Although Black Rain is intimately experiential in its view of a Japan on the verge of modernity, it isn’t atomizable to simple discussions of the bombing and of life in the ’40s and ’50s itself. Imamura’s vision is far more timeless, concealed in diorama-like shots of a society desperately trying to recreate a social order as a shield for the river of their lives having been bludgeoned and shot-through with enough holes to turn it into a swamp-tarnished system of chaotic tributaries. It’s much like how Ozu’s old visual poems about Japanese society exhibited far more than a concern over tensions between traditionalism and modernity (an incomplete reading rooted in content and not the form of the films). That director instead relied on teetering, disruptable visual symmetries as expressions for life itself as a continually threatened series of social balancing acts. Similarly, Black Rain always feels precipiced on a vision of social order embodied in the very symmetry of its visuals, symmetry that is always fluxional and tested by humans entering and leaving the frame, destroying that which was once holy and replacing it with a more heretical vision of social order turned into tattered fragments of people living around one another but never with one another.

Which is to say, although Imamura seems particularly concerned about the distended terror within Japanese society (sublimated into the souls of the people who hide the tragedy from themselves as a way of coping), this is no red-hot screed. Melodrama is plucked out, leaving the film’s toxic tension without a release valve and no potential for abrogation. All the grisly imagery in the world – there’s a truly zombie-like cadence to the sequences of direct fallout in the film – escapes into the internal hearts of people whose seeming physical well-being only belies their walking-zombie lifestyles as people trying to forever forget that which is unavoidably central to their lives. The rampaging depth-of-field evident in the explicit chaos of the bombing itself is literally curtailed in the less open-ended, more limited visuals that depict life after the bombing as a shell or a curbed version of its former self. The sense is that all the explicit carnage of the event is internalized in people who desperately wish to find regularity and order afterwards, but they are denied the forward-thrust of progression as they move instead toward suffocation and stagnancy. Ancestral life becomes a shield to hide behind and a weapon to wield against others, even if, like Ozu, Imamura’s vision is more weary for people who can’t move forward than ever truly angry at them.
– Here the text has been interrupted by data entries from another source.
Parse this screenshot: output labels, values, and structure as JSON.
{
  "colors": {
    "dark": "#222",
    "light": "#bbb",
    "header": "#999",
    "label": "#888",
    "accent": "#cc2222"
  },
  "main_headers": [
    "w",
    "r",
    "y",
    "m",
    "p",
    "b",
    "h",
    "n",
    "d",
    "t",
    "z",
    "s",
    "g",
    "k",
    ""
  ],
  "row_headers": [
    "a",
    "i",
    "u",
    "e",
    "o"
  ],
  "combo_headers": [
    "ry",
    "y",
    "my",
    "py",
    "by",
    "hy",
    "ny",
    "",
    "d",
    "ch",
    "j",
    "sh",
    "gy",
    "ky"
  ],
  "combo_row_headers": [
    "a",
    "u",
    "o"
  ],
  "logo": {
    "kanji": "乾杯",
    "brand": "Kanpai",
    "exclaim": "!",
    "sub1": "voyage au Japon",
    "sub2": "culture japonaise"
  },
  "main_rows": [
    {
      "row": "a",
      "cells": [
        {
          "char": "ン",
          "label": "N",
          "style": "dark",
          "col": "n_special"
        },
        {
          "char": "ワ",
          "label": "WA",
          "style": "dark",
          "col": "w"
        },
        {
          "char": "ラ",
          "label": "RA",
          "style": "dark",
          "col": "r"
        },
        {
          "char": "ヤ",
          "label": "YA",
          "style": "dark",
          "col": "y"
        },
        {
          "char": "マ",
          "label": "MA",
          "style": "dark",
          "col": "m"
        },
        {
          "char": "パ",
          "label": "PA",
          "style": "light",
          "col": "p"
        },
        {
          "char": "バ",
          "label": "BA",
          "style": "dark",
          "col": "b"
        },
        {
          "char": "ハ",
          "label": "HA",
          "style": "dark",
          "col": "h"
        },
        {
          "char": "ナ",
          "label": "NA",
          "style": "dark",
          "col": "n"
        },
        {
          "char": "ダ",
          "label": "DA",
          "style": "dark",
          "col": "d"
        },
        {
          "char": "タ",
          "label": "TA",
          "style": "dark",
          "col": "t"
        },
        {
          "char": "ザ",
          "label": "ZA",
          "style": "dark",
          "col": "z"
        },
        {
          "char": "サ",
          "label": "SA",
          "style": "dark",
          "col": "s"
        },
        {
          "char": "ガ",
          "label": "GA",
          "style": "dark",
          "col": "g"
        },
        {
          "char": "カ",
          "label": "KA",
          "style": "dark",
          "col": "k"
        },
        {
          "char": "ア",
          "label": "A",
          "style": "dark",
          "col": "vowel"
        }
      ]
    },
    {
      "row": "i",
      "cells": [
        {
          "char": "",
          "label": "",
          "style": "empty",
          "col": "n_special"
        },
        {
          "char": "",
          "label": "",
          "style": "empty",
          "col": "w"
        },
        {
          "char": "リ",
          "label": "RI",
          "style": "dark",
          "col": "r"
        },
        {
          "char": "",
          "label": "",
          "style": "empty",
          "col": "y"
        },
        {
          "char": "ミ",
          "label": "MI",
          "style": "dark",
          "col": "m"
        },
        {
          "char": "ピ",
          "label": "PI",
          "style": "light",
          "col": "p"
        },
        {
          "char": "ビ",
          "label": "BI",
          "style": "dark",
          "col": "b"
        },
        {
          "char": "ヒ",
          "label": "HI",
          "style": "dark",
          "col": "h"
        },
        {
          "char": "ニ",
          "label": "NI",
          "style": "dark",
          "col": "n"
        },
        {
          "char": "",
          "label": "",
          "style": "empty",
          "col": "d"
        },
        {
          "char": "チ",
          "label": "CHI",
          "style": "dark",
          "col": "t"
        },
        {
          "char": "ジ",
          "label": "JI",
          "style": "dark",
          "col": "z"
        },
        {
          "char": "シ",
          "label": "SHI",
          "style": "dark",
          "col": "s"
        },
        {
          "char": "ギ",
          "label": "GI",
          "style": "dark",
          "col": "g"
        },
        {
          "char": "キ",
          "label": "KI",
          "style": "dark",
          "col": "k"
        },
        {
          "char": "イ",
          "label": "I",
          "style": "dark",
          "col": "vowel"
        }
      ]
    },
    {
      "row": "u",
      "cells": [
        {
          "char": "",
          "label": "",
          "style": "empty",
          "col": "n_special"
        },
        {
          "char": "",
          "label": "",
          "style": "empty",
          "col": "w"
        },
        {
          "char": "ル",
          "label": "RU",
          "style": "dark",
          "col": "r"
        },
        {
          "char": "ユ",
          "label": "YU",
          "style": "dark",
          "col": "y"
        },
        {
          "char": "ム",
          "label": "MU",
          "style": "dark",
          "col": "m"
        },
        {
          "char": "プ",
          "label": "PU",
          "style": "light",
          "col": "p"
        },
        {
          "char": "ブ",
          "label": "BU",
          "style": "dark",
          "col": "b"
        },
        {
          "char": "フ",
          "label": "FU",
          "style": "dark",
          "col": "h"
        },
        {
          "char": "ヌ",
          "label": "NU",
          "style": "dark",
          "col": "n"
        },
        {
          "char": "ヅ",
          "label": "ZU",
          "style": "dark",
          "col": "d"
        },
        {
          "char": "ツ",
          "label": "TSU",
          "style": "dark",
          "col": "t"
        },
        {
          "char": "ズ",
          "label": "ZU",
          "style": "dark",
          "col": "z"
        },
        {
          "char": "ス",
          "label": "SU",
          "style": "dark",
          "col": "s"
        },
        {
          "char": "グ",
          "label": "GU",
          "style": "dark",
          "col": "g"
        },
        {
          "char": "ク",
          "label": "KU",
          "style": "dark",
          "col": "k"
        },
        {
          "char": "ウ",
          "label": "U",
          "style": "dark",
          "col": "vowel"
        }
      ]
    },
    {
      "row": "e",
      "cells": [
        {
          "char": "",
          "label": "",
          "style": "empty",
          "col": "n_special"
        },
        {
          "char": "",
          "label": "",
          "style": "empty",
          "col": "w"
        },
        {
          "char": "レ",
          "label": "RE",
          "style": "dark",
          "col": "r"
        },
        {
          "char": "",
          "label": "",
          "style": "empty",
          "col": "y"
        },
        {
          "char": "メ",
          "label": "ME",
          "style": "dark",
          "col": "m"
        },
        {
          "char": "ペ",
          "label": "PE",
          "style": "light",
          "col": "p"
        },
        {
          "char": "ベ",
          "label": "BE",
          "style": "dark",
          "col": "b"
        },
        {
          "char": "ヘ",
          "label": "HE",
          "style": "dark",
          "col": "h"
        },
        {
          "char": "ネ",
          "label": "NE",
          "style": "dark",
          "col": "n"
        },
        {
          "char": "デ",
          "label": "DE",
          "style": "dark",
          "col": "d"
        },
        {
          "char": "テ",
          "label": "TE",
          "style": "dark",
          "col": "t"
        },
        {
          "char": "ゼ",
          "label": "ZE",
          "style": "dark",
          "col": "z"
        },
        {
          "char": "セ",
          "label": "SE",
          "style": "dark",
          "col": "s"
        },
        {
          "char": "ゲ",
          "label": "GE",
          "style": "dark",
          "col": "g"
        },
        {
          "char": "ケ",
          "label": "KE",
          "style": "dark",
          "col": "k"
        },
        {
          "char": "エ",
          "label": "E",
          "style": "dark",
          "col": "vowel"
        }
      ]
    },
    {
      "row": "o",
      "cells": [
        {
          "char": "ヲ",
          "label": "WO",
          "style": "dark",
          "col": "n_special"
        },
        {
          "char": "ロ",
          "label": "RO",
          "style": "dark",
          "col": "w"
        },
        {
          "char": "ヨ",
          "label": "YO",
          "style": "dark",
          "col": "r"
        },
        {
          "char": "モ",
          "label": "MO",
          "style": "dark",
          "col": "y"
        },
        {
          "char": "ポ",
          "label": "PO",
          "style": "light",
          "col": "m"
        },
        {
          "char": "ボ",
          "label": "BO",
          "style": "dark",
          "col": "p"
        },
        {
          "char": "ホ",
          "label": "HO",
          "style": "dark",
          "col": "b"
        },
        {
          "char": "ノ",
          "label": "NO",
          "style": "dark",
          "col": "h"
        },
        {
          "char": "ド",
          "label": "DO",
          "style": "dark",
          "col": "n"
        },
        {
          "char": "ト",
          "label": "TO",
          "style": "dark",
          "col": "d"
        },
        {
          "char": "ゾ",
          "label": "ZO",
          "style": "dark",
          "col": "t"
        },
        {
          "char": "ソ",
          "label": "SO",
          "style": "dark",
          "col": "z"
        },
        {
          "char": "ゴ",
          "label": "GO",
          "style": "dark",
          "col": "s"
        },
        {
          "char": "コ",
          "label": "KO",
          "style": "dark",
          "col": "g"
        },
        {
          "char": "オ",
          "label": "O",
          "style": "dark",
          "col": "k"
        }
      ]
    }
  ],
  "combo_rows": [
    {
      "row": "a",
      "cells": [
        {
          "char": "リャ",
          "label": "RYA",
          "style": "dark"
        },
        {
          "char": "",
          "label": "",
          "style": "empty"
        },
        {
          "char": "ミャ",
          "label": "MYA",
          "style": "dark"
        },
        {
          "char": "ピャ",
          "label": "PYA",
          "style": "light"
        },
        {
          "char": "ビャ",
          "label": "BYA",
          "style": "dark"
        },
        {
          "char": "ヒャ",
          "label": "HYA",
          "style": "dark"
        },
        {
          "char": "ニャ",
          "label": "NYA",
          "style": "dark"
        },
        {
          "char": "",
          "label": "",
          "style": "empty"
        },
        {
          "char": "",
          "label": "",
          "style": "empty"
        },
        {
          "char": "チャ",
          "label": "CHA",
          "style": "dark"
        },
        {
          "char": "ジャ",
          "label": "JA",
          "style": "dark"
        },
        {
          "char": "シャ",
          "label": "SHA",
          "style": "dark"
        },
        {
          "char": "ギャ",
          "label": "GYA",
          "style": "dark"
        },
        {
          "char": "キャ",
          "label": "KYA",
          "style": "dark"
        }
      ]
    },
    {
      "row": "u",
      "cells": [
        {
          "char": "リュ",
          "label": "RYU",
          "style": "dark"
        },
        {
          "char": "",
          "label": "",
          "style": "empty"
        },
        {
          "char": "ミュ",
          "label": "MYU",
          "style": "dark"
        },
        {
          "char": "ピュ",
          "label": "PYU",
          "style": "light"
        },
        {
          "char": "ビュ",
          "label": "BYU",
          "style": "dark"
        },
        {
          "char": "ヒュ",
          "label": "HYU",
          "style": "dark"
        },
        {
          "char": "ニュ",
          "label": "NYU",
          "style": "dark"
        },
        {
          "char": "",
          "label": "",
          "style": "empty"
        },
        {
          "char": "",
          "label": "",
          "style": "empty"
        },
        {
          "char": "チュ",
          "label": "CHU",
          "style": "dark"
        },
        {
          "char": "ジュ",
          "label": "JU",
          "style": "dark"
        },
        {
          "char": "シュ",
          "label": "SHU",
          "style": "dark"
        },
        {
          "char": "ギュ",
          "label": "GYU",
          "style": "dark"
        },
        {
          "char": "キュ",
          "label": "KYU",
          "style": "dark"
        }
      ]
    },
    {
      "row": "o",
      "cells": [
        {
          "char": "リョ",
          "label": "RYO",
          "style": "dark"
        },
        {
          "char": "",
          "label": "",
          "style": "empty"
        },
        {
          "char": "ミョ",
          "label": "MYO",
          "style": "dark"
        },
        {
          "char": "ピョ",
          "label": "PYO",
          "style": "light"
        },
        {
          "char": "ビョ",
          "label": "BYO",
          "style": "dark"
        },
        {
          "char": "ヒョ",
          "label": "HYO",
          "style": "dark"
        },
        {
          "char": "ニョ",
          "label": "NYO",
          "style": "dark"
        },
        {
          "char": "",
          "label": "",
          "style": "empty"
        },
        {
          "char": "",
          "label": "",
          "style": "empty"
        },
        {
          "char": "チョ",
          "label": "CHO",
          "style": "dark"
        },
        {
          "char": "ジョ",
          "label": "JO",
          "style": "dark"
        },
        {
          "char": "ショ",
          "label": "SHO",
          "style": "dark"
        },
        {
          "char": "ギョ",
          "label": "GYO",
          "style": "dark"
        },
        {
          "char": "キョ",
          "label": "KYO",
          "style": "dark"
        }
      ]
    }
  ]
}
For all the sharply monochromatic horrors on display in Black Rain’s most outre moments, the film is at its most disheveled and vulnerable in its quieter moments. The mortal coil of life can be articulated in the elegance of a pairing on screen upended by one character leaving and the other left by their lonesome. This is the irradiation of Imamura’s vision, a holocaust of a more disturbing variety because it affects our core beings rather than merely the body we present to the world.